1. Place lamb rumps in large tray and add hot stock, then cover with foil.

2. Cook at 90 degrees for 90 min.

3. When cooked, remove from oven then take lamb rumps out of tray and set aside.

4. For the lamb sauce, reduce braising liquid by half over a medium heat.

5. Once removed from heat, add olives before serving.

6. For the fennel purée, heat olive oil and butter in medium saucepan, then add fennel and cook till soft over a medium heat.

7. Place mixture into blender, and whilst blending add soft butter. Season to taste.
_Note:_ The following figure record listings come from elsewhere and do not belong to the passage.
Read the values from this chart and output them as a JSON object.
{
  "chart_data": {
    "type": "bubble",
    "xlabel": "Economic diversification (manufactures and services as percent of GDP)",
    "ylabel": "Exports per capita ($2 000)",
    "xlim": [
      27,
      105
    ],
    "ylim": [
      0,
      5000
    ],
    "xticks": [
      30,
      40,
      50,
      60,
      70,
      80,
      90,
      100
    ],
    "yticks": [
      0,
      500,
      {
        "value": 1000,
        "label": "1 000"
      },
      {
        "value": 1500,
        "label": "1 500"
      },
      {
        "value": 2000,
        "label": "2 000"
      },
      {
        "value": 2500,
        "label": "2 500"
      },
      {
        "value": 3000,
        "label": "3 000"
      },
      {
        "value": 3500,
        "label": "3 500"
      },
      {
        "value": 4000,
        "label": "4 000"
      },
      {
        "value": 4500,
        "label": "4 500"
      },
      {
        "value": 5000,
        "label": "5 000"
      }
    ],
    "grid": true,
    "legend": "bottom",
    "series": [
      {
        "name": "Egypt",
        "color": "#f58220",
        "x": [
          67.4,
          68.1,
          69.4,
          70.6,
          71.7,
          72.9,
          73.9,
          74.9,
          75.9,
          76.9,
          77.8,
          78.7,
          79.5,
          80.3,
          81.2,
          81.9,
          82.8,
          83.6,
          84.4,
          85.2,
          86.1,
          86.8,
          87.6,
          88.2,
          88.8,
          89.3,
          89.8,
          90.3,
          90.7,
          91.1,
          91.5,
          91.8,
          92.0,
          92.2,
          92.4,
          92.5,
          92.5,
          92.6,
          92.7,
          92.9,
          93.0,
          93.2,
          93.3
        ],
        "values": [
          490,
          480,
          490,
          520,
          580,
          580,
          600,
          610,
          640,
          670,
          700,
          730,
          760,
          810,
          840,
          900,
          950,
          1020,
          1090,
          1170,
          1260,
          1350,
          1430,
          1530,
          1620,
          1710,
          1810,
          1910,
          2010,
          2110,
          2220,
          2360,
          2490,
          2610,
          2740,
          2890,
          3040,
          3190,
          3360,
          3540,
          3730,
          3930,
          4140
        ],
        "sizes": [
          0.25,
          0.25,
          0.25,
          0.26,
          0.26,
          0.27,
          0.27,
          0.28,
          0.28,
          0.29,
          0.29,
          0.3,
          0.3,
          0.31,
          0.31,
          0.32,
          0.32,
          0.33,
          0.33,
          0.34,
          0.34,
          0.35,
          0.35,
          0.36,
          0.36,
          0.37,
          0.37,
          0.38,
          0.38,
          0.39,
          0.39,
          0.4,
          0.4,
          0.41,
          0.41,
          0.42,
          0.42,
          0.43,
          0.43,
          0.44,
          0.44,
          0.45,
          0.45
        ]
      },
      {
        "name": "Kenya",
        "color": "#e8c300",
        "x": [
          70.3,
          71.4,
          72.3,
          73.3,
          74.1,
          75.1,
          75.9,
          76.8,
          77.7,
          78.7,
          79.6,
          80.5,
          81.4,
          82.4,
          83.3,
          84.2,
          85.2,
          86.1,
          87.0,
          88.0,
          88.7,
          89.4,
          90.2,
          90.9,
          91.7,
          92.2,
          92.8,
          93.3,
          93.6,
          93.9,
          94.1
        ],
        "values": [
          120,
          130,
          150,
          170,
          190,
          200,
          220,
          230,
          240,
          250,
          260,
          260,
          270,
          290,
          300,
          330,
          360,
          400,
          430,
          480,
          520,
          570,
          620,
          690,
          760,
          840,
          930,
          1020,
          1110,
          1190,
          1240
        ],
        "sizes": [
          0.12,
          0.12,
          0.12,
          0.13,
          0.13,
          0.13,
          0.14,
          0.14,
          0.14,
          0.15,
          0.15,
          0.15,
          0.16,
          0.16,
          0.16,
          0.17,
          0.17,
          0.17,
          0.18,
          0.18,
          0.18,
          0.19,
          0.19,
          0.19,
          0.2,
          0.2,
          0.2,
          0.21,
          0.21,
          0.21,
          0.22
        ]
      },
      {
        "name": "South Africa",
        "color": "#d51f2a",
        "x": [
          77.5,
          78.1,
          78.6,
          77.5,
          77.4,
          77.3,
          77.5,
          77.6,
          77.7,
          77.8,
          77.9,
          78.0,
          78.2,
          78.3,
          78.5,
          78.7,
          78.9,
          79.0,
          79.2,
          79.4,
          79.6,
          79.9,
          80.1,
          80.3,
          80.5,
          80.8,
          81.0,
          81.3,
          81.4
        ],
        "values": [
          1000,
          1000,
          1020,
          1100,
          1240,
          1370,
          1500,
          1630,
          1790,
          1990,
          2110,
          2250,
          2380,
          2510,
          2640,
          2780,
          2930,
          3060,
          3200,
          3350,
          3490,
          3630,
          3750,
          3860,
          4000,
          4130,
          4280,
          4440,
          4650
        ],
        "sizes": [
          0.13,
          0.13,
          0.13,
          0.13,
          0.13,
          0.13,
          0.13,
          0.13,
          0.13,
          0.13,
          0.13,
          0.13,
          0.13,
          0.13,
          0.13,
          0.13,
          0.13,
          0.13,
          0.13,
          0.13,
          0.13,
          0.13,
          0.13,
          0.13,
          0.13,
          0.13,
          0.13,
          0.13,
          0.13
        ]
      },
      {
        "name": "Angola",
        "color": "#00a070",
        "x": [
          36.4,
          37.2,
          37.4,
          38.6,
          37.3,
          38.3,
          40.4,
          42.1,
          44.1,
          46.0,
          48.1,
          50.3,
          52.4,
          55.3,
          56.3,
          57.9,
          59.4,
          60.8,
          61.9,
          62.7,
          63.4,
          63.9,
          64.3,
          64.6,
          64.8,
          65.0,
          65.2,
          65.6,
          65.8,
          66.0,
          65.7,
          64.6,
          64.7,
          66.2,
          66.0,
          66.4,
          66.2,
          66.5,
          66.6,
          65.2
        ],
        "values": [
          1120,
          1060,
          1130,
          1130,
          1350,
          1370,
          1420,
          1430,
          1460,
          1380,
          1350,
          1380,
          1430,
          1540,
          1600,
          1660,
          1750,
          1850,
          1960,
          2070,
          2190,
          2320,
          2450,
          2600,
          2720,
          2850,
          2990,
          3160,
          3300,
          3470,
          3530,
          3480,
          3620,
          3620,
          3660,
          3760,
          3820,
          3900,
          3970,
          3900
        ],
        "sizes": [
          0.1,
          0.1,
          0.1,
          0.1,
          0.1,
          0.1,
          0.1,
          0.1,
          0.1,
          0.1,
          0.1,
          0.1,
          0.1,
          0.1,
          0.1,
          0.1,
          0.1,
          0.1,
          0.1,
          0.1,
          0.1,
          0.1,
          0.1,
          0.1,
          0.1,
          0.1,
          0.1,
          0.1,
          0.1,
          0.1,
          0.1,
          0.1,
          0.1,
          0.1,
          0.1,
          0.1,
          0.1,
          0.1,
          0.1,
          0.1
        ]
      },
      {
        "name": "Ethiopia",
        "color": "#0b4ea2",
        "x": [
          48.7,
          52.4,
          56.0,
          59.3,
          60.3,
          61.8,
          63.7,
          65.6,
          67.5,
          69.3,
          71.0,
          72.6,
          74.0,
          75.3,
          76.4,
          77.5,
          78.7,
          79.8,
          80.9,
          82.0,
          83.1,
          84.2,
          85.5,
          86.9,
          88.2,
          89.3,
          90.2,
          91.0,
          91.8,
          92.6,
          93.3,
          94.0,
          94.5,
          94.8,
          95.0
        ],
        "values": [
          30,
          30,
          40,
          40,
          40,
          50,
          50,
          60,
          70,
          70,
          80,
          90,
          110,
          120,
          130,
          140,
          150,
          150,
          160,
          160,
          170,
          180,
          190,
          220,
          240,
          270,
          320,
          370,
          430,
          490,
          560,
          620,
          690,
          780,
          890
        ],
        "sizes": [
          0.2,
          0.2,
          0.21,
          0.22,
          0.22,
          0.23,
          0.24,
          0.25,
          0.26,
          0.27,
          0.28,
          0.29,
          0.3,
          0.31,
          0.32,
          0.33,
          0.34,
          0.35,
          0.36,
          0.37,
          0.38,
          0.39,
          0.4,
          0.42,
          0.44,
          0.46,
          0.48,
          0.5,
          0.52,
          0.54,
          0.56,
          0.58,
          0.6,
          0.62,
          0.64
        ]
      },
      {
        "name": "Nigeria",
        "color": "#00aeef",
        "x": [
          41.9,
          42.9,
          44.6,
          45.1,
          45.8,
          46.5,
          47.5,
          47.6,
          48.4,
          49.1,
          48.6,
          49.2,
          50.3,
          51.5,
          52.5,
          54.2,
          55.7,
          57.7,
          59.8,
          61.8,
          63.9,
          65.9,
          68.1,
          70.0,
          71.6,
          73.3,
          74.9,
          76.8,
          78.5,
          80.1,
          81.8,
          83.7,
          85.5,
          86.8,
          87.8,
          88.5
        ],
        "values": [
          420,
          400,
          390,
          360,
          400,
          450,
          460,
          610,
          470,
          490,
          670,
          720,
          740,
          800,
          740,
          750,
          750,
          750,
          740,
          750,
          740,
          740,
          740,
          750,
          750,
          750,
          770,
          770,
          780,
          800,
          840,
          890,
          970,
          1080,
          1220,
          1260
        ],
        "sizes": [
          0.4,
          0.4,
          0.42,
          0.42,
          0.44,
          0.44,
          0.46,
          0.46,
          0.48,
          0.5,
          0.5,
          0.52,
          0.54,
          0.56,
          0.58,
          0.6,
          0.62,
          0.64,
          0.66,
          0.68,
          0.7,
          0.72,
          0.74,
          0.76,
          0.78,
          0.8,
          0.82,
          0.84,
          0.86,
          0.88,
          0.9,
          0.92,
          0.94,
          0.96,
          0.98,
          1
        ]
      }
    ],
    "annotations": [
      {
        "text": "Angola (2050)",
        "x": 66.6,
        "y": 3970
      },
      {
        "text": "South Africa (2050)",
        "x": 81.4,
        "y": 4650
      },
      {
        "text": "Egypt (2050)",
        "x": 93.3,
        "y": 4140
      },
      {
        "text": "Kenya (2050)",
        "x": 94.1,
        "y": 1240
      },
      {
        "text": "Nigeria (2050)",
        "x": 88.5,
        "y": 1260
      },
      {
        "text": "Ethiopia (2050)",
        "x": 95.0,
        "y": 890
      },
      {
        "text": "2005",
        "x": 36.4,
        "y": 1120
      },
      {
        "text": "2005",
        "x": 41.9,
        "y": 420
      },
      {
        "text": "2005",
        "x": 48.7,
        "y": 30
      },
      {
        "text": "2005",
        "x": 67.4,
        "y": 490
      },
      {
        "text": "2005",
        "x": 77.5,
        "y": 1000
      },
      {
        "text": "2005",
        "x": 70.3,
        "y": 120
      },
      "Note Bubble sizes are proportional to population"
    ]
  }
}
8. Cook potatoes in large pot of seasoned boiling water till soft and tender, then remove from pot and cut in half once cooled.

9. Oil and season the potatoes to char grill.

10. Remove from grill when ready and finish off with fennel tops. Combine mixture together.

To finish:

1. Place lamb rumps fat side down in a non-stick pan to render fat out. Once crisp, remove from pan and rest on salt slab.

2. Set puree down on plate, add potatoes and top with pea shoots.

3. Add sliced lamb to finish dish ofF and drizzle with sauce before serving.